The Heidelberg-based team of researchers were surprised by the result: the intensity of the measured emission deviated significantly from all the various theoretical predictions. The Heidelberg theoreticians, led in this project by Zoltán Harman, had also performed state-of-the-art calculations in order to achieve the highest possible degree of convergence and accuracy using the best available methods, but the disagreement remained. “On this basis, we can say that the largest contribution to the discrepancy has to do with the inadequate quantum-mechanical description – and not primarily with the models of the collision processes”, says Greg Brown of Lawrence Livermore National Laboratory.

Theoretical physicists can now improve their models

The researchers are the first to have conducted spectroscopic investigations with photons having such short wavelengths in a plasma like this using X-ray laser technology that has only become available in the last few years. A transportable ion trap developed by José Crespo and Sascha Epp at the Max Planck Institute in Heidelberg was crucial for the experiment. The researchers transported the three-ton instrument to California by plane. With the help of electron irradiation, they create a five-centimetre-long cloud of highly ionised iron as thin as a human hair, and hold this in position with the assistance of electric and magnetic fields. The X-ray laser irradiates the cloud in the axial direction and thereby comes into contact with as many of the iron ions as possible, which in turn provides a strong signal for measurement.

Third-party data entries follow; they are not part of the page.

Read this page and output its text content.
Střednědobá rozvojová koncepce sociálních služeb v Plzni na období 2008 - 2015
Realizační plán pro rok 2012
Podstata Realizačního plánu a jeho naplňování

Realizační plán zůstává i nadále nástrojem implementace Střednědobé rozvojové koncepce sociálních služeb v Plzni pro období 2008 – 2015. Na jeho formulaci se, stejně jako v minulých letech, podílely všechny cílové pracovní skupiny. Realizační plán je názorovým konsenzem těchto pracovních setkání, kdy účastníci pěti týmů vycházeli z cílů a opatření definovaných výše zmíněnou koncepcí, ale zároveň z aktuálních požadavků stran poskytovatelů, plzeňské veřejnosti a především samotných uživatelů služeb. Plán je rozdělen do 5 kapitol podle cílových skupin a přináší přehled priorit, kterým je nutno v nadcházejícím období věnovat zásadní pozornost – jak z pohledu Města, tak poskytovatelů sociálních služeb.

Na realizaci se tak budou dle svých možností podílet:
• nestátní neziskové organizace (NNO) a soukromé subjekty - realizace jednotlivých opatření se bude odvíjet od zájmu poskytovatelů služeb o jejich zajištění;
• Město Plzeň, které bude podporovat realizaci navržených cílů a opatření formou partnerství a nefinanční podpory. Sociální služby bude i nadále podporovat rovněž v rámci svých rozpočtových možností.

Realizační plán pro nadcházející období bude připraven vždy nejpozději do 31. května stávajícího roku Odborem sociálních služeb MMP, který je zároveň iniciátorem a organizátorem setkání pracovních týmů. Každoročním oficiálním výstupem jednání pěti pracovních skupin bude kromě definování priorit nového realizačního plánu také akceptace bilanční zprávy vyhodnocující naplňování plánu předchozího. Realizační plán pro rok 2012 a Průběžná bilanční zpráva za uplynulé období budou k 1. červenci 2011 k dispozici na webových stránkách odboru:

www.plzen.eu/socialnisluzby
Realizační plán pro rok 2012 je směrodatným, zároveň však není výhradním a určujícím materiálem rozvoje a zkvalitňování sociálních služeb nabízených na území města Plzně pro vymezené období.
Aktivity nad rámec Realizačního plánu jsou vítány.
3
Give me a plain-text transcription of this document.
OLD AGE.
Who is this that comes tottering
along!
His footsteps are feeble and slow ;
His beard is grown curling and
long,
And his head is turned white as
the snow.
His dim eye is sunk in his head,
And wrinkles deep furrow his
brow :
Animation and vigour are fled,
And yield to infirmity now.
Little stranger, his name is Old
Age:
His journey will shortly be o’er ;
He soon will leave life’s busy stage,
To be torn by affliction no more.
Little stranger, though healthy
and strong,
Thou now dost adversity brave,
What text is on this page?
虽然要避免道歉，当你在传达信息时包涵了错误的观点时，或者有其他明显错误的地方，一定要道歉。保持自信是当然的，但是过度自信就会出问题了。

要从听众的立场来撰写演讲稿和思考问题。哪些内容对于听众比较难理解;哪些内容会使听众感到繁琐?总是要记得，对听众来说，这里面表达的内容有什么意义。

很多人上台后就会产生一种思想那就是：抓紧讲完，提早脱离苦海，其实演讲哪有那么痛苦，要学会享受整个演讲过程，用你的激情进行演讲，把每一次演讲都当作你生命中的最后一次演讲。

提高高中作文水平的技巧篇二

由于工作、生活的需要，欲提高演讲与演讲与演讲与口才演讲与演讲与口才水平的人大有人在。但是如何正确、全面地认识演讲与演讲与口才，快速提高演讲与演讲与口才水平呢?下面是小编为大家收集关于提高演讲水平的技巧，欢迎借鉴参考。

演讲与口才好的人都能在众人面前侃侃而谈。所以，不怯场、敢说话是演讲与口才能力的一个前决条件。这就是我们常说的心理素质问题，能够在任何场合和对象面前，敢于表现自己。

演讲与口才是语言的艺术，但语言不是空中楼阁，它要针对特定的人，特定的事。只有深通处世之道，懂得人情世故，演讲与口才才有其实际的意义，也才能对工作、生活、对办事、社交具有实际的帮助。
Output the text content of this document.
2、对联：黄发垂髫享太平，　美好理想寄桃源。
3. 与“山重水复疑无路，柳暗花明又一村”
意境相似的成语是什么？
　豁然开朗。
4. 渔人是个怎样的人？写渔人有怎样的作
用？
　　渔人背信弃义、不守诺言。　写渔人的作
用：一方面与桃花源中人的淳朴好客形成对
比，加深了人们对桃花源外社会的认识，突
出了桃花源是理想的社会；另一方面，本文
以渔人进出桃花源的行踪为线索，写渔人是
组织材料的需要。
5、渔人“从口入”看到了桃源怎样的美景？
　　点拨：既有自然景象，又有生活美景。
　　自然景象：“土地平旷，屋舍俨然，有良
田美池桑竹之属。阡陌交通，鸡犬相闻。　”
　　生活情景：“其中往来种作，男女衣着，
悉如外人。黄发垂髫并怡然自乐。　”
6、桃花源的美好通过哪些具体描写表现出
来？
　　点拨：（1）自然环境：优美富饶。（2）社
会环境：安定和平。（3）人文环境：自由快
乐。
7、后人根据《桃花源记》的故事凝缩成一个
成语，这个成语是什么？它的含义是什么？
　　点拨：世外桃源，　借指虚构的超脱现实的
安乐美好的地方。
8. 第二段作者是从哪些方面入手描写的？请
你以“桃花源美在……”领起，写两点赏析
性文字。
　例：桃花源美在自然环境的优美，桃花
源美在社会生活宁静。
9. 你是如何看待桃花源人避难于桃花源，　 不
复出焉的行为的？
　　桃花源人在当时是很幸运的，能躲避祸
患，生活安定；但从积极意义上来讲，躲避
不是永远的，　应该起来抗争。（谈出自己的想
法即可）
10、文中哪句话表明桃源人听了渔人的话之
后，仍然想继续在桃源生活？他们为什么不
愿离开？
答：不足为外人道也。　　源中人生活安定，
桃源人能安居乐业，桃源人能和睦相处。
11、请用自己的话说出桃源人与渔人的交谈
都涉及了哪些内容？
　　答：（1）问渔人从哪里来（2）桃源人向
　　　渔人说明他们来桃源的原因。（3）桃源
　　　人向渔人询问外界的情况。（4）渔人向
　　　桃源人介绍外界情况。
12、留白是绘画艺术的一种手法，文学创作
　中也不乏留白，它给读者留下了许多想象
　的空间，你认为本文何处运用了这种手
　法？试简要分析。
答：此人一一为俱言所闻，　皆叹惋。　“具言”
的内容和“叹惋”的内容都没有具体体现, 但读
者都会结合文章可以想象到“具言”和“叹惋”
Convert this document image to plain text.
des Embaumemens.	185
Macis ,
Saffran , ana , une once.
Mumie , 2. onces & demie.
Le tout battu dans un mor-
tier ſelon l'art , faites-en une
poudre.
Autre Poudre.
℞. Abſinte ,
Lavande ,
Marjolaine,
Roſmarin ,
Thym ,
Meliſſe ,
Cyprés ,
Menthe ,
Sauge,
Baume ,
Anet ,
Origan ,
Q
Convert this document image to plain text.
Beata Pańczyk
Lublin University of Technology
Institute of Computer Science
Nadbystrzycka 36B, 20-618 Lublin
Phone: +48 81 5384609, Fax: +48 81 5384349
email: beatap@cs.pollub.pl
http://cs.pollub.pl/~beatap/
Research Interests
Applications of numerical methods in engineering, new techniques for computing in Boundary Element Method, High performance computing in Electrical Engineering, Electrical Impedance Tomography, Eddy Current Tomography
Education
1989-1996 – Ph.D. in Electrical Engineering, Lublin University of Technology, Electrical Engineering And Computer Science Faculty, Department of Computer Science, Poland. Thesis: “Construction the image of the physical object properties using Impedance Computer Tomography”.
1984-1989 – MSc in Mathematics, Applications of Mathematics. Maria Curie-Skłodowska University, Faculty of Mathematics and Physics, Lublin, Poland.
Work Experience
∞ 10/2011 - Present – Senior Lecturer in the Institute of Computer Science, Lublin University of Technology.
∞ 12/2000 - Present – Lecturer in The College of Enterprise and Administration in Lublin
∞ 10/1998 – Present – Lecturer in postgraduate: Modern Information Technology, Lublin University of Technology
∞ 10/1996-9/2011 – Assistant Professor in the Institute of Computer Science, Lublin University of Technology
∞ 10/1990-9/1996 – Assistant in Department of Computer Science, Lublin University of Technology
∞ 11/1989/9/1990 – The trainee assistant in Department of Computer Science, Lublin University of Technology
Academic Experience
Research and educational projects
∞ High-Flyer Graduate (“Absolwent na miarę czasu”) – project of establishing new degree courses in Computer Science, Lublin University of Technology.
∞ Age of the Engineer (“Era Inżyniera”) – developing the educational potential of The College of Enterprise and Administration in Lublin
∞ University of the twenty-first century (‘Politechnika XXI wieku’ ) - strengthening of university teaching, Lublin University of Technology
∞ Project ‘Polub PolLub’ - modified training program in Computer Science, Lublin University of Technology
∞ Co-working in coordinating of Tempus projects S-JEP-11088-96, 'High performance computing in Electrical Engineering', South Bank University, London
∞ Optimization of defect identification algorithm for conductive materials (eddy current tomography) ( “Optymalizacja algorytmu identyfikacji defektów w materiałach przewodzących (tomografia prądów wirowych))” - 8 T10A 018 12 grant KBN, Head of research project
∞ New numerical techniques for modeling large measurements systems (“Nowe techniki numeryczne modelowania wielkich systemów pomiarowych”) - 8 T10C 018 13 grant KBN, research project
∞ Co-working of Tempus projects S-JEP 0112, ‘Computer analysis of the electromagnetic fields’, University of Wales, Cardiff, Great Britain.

The research team's results give theoretical physicists a guide for improving the quantum-mechanical model of ions in plasma. That would be a first step toward a better understanding of astrophysical X-ray sources. The measurement method of the researchers in Heidelberg could also solve earthly problems: “In nuclear fusion, for example, where hot plasmas are certainly employed as well”, believes José Crespo. He expects that the transportable ion trap has many more trips to look forward to.